Altrich | 20. April 2017 | Autor: Winfried Simon

Streunende Füchse sorgen für Aufregung in Altrich

Meister Reinecke wird immer häufiger in Wohnsiedlungen gesehen. Bürger aus Altrich beschweren sich.
Die Gemeinde Altrich hat ein Fuchsproblem. In letzter Zeit werden die ansonsten sehr scheuen Tiere immer öfter im Ort gesehen. Sie streichen durch die Straßen und Gärten – stets auf der Suche nach etwas Fressbarem. 

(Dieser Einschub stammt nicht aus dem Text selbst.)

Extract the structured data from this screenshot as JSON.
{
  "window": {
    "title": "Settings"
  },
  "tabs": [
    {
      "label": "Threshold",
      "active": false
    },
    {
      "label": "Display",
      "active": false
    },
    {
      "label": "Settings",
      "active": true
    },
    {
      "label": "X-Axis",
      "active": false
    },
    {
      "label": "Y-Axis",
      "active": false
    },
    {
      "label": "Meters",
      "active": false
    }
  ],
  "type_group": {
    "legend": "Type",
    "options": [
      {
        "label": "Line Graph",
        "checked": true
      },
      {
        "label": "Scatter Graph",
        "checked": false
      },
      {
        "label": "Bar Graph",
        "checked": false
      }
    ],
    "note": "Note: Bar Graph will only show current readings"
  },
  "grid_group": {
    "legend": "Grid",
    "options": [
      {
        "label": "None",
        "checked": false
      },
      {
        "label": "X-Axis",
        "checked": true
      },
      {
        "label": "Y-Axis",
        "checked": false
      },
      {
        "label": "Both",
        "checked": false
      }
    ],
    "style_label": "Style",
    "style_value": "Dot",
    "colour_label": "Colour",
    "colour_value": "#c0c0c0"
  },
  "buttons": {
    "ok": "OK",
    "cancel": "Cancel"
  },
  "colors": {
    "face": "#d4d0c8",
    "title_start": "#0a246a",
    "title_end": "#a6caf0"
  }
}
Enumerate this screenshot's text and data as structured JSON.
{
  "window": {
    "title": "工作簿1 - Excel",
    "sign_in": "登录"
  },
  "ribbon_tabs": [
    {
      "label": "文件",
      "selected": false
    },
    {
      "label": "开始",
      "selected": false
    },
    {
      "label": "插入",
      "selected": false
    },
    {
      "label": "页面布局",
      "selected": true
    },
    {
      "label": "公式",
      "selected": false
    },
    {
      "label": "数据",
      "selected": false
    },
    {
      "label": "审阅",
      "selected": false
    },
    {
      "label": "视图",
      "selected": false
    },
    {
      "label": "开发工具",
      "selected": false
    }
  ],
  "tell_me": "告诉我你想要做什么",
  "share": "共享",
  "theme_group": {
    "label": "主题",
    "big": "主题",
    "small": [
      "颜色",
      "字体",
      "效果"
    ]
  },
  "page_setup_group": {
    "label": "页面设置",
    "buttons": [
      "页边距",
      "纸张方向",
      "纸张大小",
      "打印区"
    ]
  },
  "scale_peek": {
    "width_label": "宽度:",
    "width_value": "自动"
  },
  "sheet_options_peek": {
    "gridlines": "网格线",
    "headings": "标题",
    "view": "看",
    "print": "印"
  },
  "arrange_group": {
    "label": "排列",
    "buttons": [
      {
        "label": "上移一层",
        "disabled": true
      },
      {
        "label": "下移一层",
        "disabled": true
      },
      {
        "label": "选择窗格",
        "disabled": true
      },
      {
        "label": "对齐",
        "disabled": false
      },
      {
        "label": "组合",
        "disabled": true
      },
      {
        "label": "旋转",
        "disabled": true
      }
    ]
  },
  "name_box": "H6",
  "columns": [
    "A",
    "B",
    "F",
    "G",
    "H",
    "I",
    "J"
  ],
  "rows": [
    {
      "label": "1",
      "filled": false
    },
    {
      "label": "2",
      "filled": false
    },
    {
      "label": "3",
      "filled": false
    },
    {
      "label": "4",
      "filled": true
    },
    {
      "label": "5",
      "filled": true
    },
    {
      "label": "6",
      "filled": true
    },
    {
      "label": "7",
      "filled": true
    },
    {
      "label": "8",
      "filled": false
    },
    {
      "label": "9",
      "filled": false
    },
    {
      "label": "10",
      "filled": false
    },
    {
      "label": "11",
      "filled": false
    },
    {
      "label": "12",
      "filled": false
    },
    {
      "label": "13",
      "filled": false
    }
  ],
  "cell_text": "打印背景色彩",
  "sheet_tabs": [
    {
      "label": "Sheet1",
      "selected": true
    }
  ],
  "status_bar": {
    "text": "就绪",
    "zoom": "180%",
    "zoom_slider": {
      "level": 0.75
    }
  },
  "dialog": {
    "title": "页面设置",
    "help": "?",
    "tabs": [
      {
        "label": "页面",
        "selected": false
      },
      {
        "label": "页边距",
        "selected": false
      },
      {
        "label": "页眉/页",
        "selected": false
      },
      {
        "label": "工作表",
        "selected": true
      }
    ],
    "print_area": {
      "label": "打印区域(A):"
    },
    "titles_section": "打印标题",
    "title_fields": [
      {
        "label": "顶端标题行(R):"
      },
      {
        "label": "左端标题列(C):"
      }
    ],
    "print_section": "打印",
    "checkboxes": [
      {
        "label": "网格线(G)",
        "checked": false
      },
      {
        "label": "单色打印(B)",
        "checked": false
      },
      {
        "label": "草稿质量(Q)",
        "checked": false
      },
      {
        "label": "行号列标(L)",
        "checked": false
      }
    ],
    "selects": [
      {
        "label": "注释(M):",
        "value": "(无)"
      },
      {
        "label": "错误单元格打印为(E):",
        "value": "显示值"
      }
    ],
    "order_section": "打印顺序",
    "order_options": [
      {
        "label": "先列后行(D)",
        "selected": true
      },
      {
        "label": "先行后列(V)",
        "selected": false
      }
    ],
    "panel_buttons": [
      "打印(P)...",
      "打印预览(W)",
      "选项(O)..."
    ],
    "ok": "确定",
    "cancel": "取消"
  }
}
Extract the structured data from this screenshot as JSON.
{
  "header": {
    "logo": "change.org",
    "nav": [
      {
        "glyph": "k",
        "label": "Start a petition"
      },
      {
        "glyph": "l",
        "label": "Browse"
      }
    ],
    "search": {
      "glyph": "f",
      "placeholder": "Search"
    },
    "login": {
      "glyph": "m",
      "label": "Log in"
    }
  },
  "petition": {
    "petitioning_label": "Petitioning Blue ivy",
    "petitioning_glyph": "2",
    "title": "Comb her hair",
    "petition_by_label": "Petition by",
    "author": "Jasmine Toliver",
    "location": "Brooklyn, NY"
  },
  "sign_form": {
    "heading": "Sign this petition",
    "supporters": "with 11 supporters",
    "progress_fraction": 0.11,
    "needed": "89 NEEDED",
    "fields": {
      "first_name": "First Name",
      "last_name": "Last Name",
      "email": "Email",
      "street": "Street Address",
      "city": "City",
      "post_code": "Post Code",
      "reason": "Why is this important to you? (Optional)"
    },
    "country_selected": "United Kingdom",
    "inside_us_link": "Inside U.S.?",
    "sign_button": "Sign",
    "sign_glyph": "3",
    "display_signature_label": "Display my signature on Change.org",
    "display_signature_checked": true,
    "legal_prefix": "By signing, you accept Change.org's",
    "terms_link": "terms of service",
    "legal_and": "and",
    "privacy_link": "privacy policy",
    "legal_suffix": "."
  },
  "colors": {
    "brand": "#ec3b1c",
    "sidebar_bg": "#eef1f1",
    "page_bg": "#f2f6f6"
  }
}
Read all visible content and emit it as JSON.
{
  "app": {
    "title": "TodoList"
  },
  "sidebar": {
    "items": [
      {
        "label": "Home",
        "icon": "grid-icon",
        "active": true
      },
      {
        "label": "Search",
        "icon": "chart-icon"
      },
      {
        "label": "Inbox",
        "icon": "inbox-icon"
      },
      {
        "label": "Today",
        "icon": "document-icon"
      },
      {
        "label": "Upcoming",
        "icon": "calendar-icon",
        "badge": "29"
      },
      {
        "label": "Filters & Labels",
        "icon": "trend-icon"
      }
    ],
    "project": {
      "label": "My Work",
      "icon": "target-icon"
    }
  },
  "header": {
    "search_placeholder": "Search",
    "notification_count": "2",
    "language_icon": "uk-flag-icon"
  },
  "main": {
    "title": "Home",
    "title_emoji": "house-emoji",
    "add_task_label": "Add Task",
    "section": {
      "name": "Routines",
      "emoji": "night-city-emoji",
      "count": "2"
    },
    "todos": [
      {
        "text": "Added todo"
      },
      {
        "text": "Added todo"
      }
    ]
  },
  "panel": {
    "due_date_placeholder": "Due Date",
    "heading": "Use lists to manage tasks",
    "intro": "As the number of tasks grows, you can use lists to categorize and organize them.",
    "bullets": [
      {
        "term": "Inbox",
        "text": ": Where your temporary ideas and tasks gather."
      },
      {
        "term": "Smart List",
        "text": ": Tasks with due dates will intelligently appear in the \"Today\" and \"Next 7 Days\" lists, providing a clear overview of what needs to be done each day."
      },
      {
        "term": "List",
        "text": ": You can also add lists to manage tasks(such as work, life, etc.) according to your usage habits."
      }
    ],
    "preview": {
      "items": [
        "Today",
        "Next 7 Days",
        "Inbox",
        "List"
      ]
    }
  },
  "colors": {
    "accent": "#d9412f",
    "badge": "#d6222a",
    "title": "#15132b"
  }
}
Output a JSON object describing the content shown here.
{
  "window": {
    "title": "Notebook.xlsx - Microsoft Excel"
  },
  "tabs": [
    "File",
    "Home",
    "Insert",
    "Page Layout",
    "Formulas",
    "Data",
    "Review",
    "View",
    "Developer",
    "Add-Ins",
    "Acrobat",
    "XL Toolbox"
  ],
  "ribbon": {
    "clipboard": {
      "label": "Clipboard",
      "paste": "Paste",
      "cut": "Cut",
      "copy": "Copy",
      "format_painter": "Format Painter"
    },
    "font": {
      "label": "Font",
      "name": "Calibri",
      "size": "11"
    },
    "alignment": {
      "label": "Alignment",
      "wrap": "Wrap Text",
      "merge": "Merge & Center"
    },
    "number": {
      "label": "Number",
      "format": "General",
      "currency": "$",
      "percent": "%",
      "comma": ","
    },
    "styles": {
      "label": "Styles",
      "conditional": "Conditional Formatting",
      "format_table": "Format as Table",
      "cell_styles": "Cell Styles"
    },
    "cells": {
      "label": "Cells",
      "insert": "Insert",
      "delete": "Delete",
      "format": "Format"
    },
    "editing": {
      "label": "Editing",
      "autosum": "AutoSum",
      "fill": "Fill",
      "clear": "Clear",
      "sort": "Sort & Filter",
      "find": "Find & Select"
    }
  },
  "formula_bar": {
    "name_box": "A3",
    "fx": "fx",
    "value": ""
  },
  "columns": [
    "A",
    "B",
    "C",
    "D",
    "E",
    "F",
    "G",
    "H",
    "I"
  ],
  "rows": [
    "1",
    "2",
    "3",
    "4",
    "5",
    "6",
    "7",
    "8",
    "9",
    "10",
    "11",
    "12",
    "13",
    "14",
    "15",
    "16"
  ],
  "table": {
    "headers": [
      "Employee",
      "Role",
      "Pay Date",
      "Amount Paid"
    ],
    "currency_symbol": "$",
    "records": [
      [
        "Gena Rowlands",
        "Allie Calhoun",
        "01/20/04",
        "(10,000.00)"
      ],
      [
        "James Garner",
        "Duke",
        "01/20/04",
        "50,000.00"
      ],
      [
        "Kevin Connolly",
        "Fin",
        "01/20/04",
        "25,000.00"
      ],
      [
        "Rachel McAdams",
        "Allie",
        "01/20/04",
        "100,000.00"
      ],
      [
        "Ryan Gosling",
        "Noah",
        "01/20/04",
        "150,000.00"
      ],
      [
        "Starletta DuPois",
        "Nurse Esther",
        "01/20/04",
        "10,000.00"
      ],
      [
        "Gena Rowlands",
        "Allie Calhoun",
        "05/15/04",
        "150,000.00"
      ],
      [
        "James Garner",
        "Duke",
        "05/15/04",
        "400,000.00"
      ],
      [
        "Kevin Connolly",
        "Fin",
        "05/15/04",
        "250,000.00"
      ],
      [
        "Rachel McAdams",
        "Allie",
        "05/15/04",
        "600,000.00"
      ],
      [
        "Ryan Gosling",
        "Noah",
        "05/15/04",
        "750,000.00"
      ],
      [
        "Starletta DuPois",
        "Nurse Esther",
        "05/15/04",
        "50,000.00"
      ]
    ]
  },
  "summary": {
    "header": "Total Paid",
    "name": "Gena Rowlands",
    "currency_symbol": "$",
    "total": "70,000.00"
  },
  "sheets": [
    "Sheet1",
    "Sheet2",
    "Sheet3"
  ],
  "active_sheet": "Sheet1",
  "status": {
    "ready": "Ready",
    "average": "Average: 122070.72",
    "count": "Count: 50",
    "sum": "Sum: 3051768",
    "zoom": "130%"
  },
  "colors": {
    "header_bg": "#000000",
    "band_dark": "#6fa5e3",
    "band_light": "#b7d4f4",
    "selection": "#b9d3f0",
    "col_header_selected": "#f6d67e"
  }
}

Die Bürger machen sich Sorgen. Sind die Tiere gefährlich? Können sie womöglich gefährliche Krankheiten wie Tollwut übertragen? Einige Altricher haben sich nun an die Ortsgemeinde gewandt und sich beschwert. Ortsbürgermeisterin Heike Knop hat sich erkundigt und im jüngsten Mitteilungsblatt Entwarnung gegeben: Eine Gefahr für den Menschen gehe von den Füchsen nicht aus. Dabei sehen die umherstreunenden Tiere zumeist abgemagert und kränklich aus. Kreisjagdmeister Günther Vanck erklärt: „Die Füchse ziehen zurzeit ihren Nachwuchs auf. Eine Füchsin bekommt in der Regel vier bis sechs Junge. Und in dieser Zeit braucht sie sehr viel Nahrung. Die Füchsin – in der Jägersprache Fähe genannt – sieht dann ausgemergelt aus, außerdem wechselt sie ihr Fell. Vanck: „Das ist normal, diesen Tieren fehlt nichts.“ 


Was tun gegen die Füchse? Die Antwort ist im Prinzip ganz einfach: Füchse dürfen im Ort kein Futter finden. Essensreste auf Komposthaufen, Katzen- und Hundefutter auf Terrassen locken die hungrigen Muttertiere an. Auch können aus gelben Säcken verlockende Düfte strömen, wenn sie Verpackungen von Fleischwaren oder leere Wurstdosen enthalten. Laut Jagdgesetz ist es verboten, die Wildtiere zu füttern oder gar zu versuchen, sie zu zähmen und als Haustiere zu halten.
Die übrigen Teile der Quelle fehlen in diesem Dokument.